Related Services

Identity and Access Management (IAM)

Identity and Access Management (IAM) provides the permission management function for CFW. Only users who have Tenant Administrator permissions can perform operations such as authorizing, managing, and detect cloud assets using CFW. To obtain the permissions, contact the users who have the Security Administrator permissions.

Cloud Trace Service (CTS)

Cloud Trace Service (CTS) generates traces to enable you to get a history of operations performed on CFW, allowing you to query, audit, and backtrack resource operation requests initiated from the management console as well as the responses to those requests.

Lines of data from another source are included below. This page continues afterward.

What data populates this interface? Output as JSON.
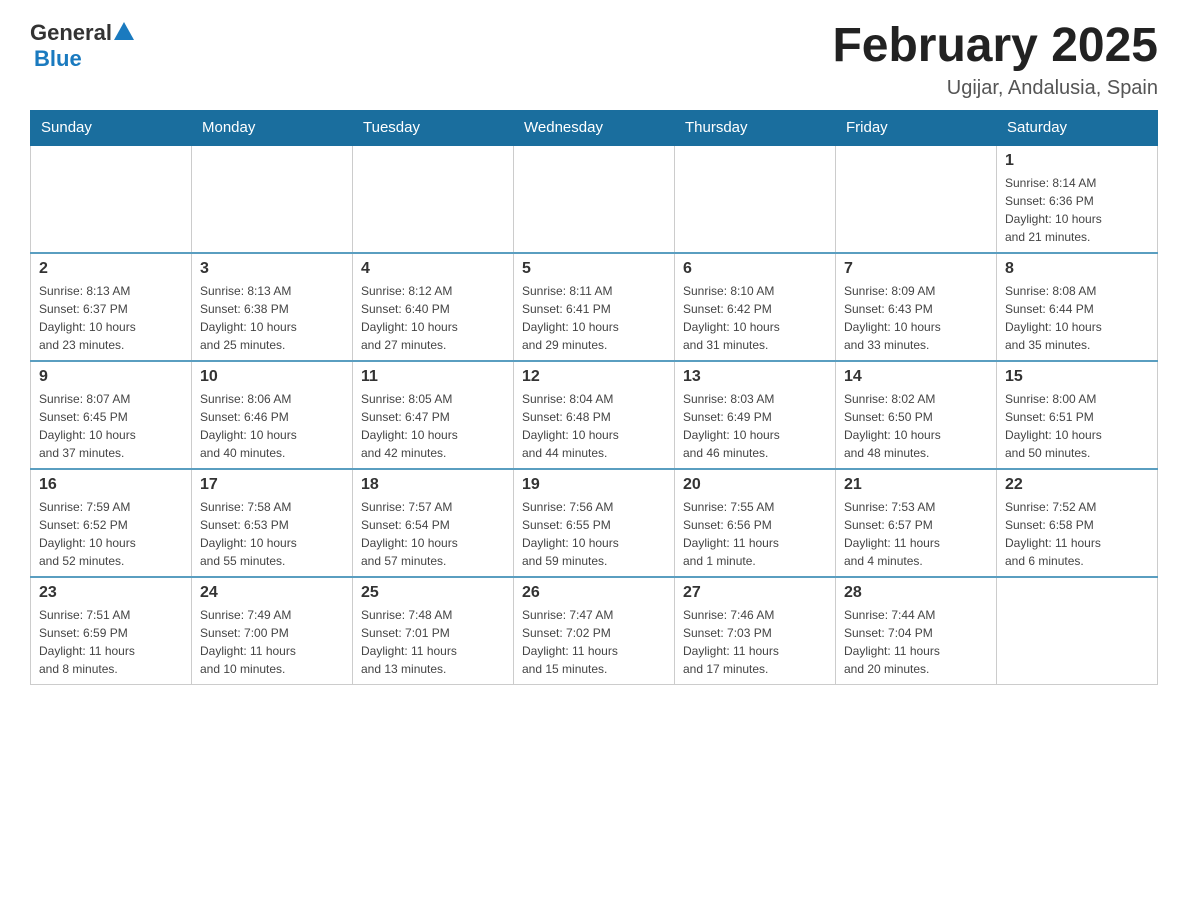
{
  "logo": {
    "text_general": "General",
    "text_blue": "Blue"
  },
  "title": "February 2025",
  "location": "Ugijar, Andalusia, Spain",
  "days_of_week": [
    "Sunday",
    "Monday",
    "Tuesday",
    "Wednesday",
    "Thursday",
    "Friday",
    "Saturday"
  ],
  "weeks": [
    [
      {
        "day": "",
        "info": ""
      },
      {
        "day": "",
        "info": ""
      },
      {
        "day": "",
        "info": ""
      },
      {
        "day": "",
        "info": ""
      },
      {
        "day": "",
        "info": ""
      },
      {
        "day": "",
        "info": ""
      },
      {
        "day": "1",
        "info": "Sunrise: 8:14 AM\nSunset: 6:36 PM\nDaylight: 10 hours\nand 21 minutes."
      }
    ],
    [
      {
        "day": "2",
        "info": "Sunrise: 8:13 AM\nSunset: 6:37 PM\nDaylight: 10 hours\nand 23 minutes."
      },
      {
        "day": "3",
        "info": "Sunrise: 8:13 AM\nSunset: 6:38 PM\nDaylight: 10 hours\nand 25 minutes."
      },
      {
        "day": "4",
        "info": "Sunrise: 8:12 AM\nSunset: 6:40 PM\nDaylight: 10 hours\nand 27 minutes."
      },
      {
        "day": "5",
        "info": "Sunrise: 8:11 AM\nSunset: 6:41 PM\nDaylight: 10 hours\nand 29 minutes."
      },
      {
        "day": "6",
        "info": "Sunrise: 8:10 AM\nSunset: 6:42 PM\nDaylight: 10 hours\nand 31 minutes."
      },
      {
        "day": "7",
        "info": "Sunrise: 8:09 AM\nSunset: 6:43 PM\nDaylight: 10 hours\nand 33 minutes."
      },
      {
        "day": "8",
        "info": "Sunrise: 8:08 AM\nSunset: 6:44 PM\nDaylight: 10 hours\nand 35 minutes."
      }
    ],
    [
      {
        "day": "9",
        "info": "Sunrise: 8:07 AM\nSunset: 6:45 PM\nDaylight: 10 hours\nand 37 minutes."
      },
      {
        "day": "10",
        "info": "Sunrise: 8:06 AM\nSunset: 6:46 PM\nDaylight: 10 hours\nand 40 minutes."
      },
      {
        "day": "11",
        "info": "Sunrise: 8:05 AM\nSunset: 6:47 PM\nDaylight: 10 hours\nand 42 minutes."
      },
      {
        "day": "12",
        "info": "Sunrise: 8:04 AM\nSunset: 6:48 PM\nDaylight: 10 hours\nand 44 minutes."
      },
      {
        "day": "13",
        "info": "Sunrise: 8:03 AM\nSunset: 6:49 PM\nDaylight: 10 hours\nand 46 minutes."
      },
      {
        "day": "14",
        "info": "Sunrise: 8:02 AM\nSunset: 6:50 PM\nDaylight: 10 hours\nand 48 minutes."
      },
      {
        "day": "15",
        "info": "Sunrise: 8:00 AM\nSunset: 6:51 PM\nDaylight: 10 hours\nand 50 minutes."
      }
    ],
    [
      {
        "day": "16",
        "info": "Sunrise: 7:59 AM\nSunset: 6:52 PM\nDaylight: 10 hours\nand 52 minutes."
      },
      {
        "day": "17",
        "info": "Sunrise: 7:58 AM\nSunset: 6:53 PM\nDaylight: 10 hours\nand 55 minutes."
      },
      {
        "day": "18",
        "info": "Sunrise: 7:57 AM\nSunset: 6:54 PM\nDaylight: 10 hours\nand 57 minutes."
      },
      {
        "day": "19",
        "info": "Sunrise: 7:56 AM\nSunset: 6:55 PM\nDaylight: 10 hours\nand 59 minutes."
      },
      {
        "day": "20",
        "info": "Sunrise: 7:55 AM\nSunset: 6:56 PM\nDaylight: 11 hours\nand 1 minute."
      },
      {
        "day": "21",
        "info": "Sunrise: 7:53 AM\nSunset: 6:57 PM\nDaylight: 11 hours\nand 4 minutes."
      },
      {
        "day": "22",
        "info": "Sunrise: 7:52 AM\nSunset: 6:58 PM\nDaylight: 11 hours\nand 6 minutes."
      }
    ],
    [
      {
        "day": "23",
        "info": "Sunrise: 7:51 AM\nSunset: 6:59 PM\nDaylight: 11 hours\nand 8 minutes."
      },
      {
        "day": "24",
        "info": "Sunrise: 7:49 AM\nSunset: 7:00 PM\nDaylight: 11 hours\nand 10 minutes."
      },
      {
        "day": "25",
        "info": "Sunrise: 7:48 AM\nSunset: 7:01 PM\nDaylight: 11 hours\nand 13 minutes."
      },
      {
        "day": "26",
        "info": "Sunrise: 7:47 AM\nSunset: 7:02 PM\nDaylight: 11 hours\nand 15 minutes."
      },
      {
        "day": "27",
        "info": "Sunrise: 7:46 AM\nSunset: 7:03 PM\nDaylight: 11 hours\nand 17 minutes."
      },
      {
        "day": "28",
        "info": "Sunrise: 7:44 AM\nSunset: 7:04 PM\nDaylight: 11 hours\nand 20 minutes."
      },
      {
        "day": "",
        "info": ""
      }
    ]
  ]
}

CTS records operations related to CFW, facilitating your further queries, audits, and retrievals.

Log Tank Service (LTS)

Log Tank Service (LTS) collects log data from servers and cloud services. CFW can record attack event logs, access control logs, and traffic logs to LTS, enabling real-time, efficient, and secure log processing.

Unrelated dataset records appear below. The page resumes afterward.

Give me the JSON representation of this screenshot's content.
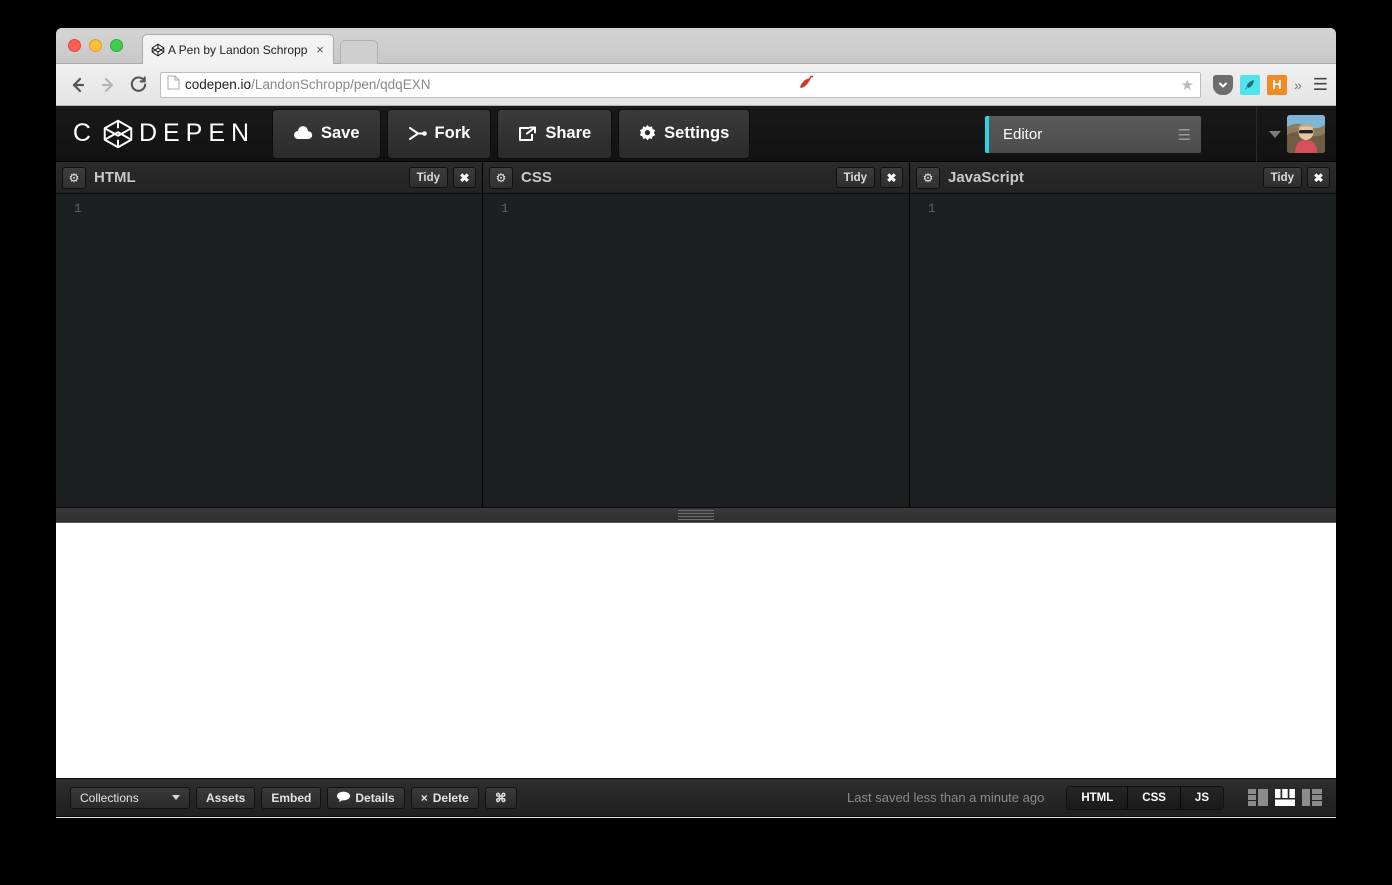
{
  "browser": {
    "tab": {
      "title": "A Pen by Landon Schropp",
      "close": "×",
      "favicon_name": "codepen-favicon"
    },
    "new_tab_label": "",
    "nav": {
      "back": "←",
      "forward": "→",
      "reload": "⟳"
    },
    "omnibox": {
      "domain": "codepen.io",
      "path": "/LandonSchropp/pen/qdqEXN",
      "star": "★",
      "page_icon": "page-icon"
    },
    "extensions": [
      {
        "name": "pepper-extension-icon",
        "label": ""
      },
      {
        "name": "pocket-extension-icon",
        "label": "▼"
      },
      {
        "name": "rocket-extension-icon",
        "label": "➤"
      },
      {
        "name": "honey-extension-icon",
        "label": "H"
      },
      {
        "name": "overflow-chevrons-icon",
        "label": "»"
      },
      {
        "name": "browser-menu-icon",
        "label": "☰"
      }
    ]
  },
  "app": {
    "logo": {
      "before": "C",
      "after": "DEPEN"
    },
    "toolbar": [
      {
        "label": "Save",
        "icon": "cloud-icon"
      },
      {
        "label": "Fork",
        "icon": "fork-icon"
      },
      {
        "label": "Share",
        "icon": "share-icon"
      },
      {
        "label": "Settings",
        "icon": "gear-icon"
      }
    ],
    "view_select": {
      "label": "Editor",
      "menu_icon": "☰",
      "accent_color": "#2fd2e0"
    },
    "user": {
      "caret": "caret-down-icon",
      "avatar_name": "user-avatar"
    }
  },
  "panes": [
    {
      "title": "HTML",
      "gear": "⚙",
      "tidy": "Tidy",
      "close": "✖",
      "line_number": "1",
      "content": ""
    },
    {
      "title": "CSS",
      "gear": "⚙",
      "tidy": "Tidy",
      "close": "✖",
      "line_number": "1",
      "content": ""
    },
    {
      "title": "JavaScript",
      "gear": "⚙",
      "tidy": "Tidy",
      "close": "✖",
      "line_number": "1",
      "content": ""
    }
  ],
  "bottom": {
    "collections": {
      "label": "Collections",
      "caret": "caret-down-icon"
    },
    "assets": "Assets",
    "embed": "Embed",
    "details": {
      "label": "Details",
      "icon": "💬"
    },
    "delete": {
      "label": "Delete",
      "icon": "×"
    },
    "command": "⌘",
    "saved_status": "Last saved less than a minute ago",
    "segments": [
      "HTML",
      "CSS",
      "JS"
    ],
    "layouts": [
      {
        "name": "layout-left-icon",
        "active": false
      },
      {
        "name": "layout-columns-icon",
        "active": true
      },
      {
        "name": "layout-right-icon",
        "active": false
      }
    ]
  }
}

Simple Message Notification (SMN)

Simple Message Notification (SMN) provides the message notification function. After you enable notification on CFW, you will receive alarms based on the notification mode you configured if your resources are attacked or the protection traffic exceeds your quota.

Enterprise Management

You can manage multiple projects in an enterprise, separately settle their costs, and assign them to different personnel. A project can be started or stopped independently without affecting others. With Enterprise Management, you can easily manage your projects after creating an enterprise project for each of them.

CFW can be interconnected with Enterprise Management. You can manage CFW resources by enterprise project and grant different permissions to users.

Differences from WAF

CFW and WAF are two different products launched by Huawei Cloud to protect your Internet borders, VPC borders, and web services.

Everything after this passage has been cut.